Maybe it’s the sheer volume of manpower required to field a football team. Maybe it’s the week-long breaks in the action, or the ever increasing number of outlets covering the sport. Whatever it is, football and the media surrounding it have built themselves an echo chamber where human interest is amplified to sometimes ridiculous levels. While this carries with it positive aspects, like a growing focus on player safety, it also creates unrealistic expectations and snowballing story lines.
A single injury can mean a mismatch in a game, which to a columnist can mean an incomplete unit, and by proxy an incompetent coach, which reflects poorly on the people that hired him. The armchair quarterback is now an armchair athletic director.

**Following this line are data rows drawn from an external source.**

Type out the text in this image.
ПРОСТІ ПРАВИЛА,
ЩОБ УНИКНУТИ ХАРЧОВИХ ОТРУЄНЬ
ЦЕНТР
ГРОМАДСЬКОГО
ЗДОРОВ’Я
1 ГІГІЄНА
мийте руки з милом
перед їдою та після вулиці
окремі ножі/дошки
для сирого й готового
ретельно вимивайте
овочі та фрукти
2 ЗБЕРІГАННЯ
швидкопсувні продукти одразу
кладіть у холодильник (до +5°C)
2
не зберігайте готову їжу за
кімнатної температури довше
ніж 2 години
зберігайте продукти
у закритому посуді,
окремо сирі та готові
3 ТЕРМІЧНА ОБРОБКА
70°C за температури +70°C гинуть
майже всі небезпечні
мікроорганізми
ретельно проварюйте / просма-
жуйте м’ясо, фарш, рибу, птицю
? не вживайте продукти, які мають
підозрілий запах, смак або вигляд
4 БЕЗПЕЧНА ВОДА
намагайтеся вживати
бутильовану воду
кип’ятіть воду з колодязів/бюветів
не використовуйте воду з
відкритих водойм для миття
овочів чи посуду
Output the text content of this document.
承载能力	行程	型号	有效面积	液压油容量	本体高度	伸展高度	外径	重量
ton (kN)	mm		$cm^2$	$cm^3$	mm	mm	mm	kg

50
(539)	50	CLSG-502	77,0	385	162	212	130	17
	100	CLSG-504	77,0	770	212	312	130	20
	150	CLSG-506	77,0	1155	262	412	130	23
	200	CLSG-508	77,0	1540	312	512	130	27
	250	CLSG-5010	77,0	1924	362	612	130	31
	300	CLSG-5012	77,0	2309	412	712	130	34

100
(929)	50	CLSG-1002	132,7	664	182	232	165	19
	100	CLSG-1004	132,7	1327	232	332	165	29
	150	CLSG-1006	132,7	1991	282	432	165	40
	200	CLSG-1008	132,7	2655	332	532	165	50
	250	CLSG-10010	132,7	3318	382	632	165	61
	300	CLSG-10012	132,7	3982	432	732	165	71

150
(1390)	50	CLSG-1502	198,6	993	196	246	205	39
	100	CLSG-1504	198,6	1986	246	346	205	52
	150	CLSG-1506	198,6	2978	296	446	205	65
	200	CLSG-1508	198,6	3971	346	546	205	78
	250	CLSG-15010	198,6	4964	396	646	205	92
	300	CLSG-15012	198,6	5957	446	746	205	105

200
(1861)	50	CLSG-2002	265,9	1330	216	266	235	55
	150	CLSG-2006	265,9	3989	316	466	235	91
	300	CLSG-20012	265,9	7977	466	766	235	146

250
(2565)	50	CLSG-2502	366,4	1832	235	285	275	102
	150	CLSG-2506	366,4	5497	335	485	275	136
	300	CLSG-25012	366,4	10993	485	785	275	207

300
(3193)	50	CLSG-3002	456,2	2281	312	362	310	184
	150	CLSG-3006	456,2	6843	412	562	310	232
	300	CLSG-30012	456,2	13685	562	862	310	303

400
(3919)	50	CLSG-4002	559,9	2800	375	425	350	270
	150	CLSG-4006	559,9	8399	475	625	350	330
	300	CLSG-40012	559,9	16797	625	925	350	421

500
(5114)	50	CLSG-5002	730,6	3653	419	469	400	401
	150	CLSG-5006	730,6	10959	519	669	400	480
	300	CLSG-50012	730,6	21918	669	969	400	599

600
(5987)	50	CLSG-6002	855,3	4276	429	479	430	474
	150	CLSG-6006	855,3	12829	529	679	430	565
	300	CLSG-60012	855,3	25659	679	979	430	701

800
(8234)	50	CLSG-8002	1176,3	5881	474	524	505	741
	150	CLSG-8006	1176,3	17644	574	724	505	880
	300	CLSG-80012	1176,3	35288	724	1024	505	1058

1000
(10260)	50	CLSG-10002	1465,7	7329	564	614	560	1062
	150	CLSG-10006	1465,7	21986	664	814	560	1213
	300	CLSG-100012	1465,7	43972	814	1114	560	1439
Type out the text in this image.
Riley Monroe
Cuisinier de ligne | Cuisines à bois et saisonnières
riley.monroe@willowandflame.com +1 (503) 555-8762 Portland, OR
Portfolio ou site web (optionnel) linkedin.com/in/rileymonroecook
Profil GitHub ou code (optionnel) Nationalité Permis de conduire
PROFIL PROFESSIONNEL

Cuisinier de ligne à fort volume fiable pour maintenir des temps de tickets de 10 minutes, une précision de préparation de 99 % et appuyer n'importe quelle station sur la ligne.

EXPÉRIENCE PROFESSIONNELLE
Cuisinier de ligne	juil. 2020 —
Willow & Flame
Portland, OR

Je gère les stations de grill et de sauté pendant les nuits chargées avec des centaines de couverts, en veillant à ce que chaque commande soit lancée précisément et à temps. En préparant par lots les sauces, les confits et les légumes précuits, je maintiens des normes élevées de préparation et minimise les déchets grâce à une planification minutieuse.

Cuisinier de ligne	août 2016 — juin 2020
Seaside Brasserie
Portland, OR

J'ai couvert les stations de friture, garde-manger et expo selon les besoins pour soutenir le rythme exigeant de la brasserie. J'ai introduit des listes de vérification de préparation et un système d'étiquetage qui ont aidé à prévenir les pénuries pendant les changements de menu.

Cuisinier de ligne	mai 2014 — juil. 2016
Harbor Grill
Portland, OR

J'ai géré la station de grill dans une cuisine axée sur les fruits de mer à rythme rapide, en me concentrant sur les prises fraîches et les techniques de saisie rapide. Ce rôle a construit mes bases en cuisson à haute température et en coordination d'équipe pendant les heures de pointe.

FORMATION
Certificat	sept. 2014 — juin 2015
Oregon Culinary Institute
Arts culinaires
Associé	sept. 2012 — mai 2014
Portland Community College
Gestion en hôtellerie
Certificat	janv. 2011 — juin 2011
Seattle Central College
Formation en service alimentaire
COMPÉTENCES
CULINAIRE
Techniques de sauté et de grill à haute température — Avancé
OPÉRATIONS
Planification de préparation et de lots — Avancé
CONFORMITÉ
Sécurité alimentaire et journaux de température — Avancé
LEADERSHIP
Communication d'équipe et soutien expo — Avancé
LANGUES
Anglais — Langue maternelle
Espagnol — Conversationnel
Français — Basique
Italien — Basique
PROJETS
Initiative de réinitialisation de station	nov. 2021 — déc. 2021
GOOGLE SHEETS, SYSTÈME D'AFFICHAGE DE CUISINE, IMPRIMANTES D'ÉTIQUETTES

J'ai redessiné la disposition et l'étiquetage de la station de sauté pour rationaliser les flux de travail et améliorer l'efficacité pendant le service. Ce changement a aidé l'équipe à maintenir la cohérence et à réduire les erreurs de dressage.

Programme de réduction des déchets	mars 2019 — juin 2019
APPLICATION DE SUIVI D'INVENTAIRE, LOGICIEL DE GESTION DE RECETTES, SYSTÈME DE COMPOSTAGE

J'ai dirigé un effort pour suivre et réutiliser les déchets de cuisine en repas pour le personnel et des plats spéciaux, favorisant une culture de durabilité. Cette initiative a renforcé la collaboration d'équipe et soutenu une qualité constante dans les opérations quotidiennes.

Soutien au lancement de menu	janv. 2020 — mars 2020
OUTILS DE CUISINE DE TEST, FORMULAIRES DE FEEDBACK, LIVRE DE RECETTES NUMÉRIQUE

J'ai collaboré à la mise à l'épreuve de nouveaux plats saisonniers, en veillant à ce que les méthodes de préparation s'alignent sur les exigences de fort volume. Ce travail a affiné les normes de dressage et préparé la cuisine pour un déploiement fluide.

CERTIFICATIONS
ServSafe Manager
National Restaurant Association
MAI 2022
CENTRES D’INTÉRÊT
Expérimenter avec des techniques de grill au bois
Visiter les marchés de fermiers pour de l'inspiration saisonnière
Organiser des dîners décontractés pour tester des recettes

I can sit here and lament how media coverage has devolved into an endless quest for clicks, or how greed and television money has transformed college athletics into a revolving door. But I honestly believe all the attention has made college athletics better.
Sure, players aren’t getting paid, but at no point in history did they receive the treatment and benefits they see now. Regardless of how you feel about the legends of the game, coaching and player development has never been better. And perhaps most importantly, athletic departments have never been as effective and successful as they are now.
All the attention and money have been a blessing and a curse, and it may be hard to recognize through the stress and haze of football season, but this truly is a golden age for all of college athletics. In many ways football can be an attraction, a distraction, a money-maker, and a drain, but it is also a driver of progress. Football has become the brightest light, and many people, especially student-athletes, are better for it.
So, if you can tonight, or any time in the next few months, take a moment to sit down, watch a game or two, and rediscover why we all started doing this in the first place.